Shlaudeman los llama irónicamente los «antiguos occidentalistas de línea dura» y afirma en un cable que el discurso que dio Roca en el Comité de Descolonización de la ONU «nos hace recordar a la retórica izquierdista del gobierno peruano de los 70». Hoy, seguramente Roca está arrepentido de aquella verba inflamada, que le era tan ajena, pero que repitió con entusiasmo en esos intensos días de la guerra.

Es probable, aunque no hay constancias directas, que los rumores que vinculaban a Muñiz con la «conspiración» pudieran haber tenido origen en esa crisis de identidad que sacudió en la profundidad al CARI y, además, en la posición cuidadosamente adversa que el presidente del Consejo tenía respecto a la decisión militar y diplomática de desembarcar en las Malvinas.
Con la ofensiva final lanzada por los británicos en los primeros días de junio, los analisis sobre el futuro que efectuó la embajada partían de un presupuesto elemental: las tropas argentinas serían derrotadas.
¿Qué pasaría en el futuro inmediato en la Argentina?
Los cables son profusos en análisis, magros en precisiones y llenos de errores de cálculo. Parecen más producto de trabajos teóricos que de información de primera mano. Entre tanta información, mucha de ella descabellada, sobresale la preocupación intensa de que los soviéticos pudieran sacar partido del caótico panorama que se abría entonces.
Cuando ya todo se derrumbaba, en un larguísimo análisis, la embajada americana concluye que el gobierno que seguiría a Galtieri, cuya caída descontaban ya sea en manos de los impulsores de una coalición cívico-militar o de los oficiales jóvenes forjados al calor de la guerra, daría lugar a un proceso de descomposición del régimen que precedería a la llegada de un gobierno civil débil, sobre el cual los militares seguirían teniendo una fortísima influencia.

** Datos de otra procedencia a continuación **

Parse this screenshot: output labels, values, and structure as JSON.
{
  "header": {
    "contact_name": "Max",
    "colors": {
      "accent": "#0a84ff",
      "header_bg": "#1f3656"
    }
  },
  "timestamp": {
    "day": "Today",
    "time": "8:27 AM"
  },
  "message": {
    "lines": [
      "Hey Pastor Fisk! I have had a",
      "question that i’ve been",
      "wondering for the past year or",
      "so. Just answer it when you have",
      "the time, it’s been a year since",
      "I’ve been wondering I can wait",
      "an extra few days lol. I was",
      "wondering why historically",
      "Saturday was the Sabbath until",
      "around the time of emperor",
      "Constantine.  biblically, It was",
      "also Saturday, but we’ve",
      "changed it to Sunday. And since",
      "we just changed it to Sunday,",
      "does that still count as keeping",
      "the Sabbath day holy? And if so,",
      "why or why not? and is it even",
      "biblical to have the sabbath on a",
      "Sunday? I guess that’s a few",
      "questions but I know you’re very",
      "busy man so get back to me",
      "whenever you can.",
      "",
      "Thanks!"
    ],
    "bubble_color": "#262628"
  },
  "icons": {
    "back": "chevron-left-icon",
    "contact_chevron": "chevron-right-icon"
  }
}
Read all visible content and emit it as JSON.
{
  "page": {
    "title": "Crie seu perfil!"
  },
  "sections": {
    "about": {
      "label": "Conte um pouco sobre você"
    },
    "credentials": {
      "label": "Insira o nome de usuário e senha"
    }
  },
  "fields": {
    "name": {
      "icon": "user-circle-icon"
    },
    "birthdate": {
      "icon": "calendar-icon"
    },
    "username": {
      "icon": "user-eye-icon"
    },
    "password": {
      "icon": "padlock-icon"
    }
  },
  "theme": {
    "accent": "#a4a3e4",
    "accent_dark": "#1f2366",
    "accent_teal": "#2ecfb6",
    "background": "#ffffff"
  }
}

«La alternativa a ese proceso —reflexionaba Shlaudeman— sería que emergiera un nuevo hombre fuerte, a la Perón, con políticas populistas. No estamos seguros si hay condiciones para tal posibilidad y, en este momento, no somos capaces de identificar a tal personalidad en el horizonte, concluía el documento.Hay algo seguro. Cualquiera haya sido el punto de vista que la embajada analizó en aquellos días, había un convencimiento tácito sobre la persistencia de la vinculación —e influencia— de Washington en los escenarios posteriores a la derrota argentina del 14 de junio.
Si hay algo en lo que no se equivocó Shlaudeman, sin duda, fue en este punto decisivo.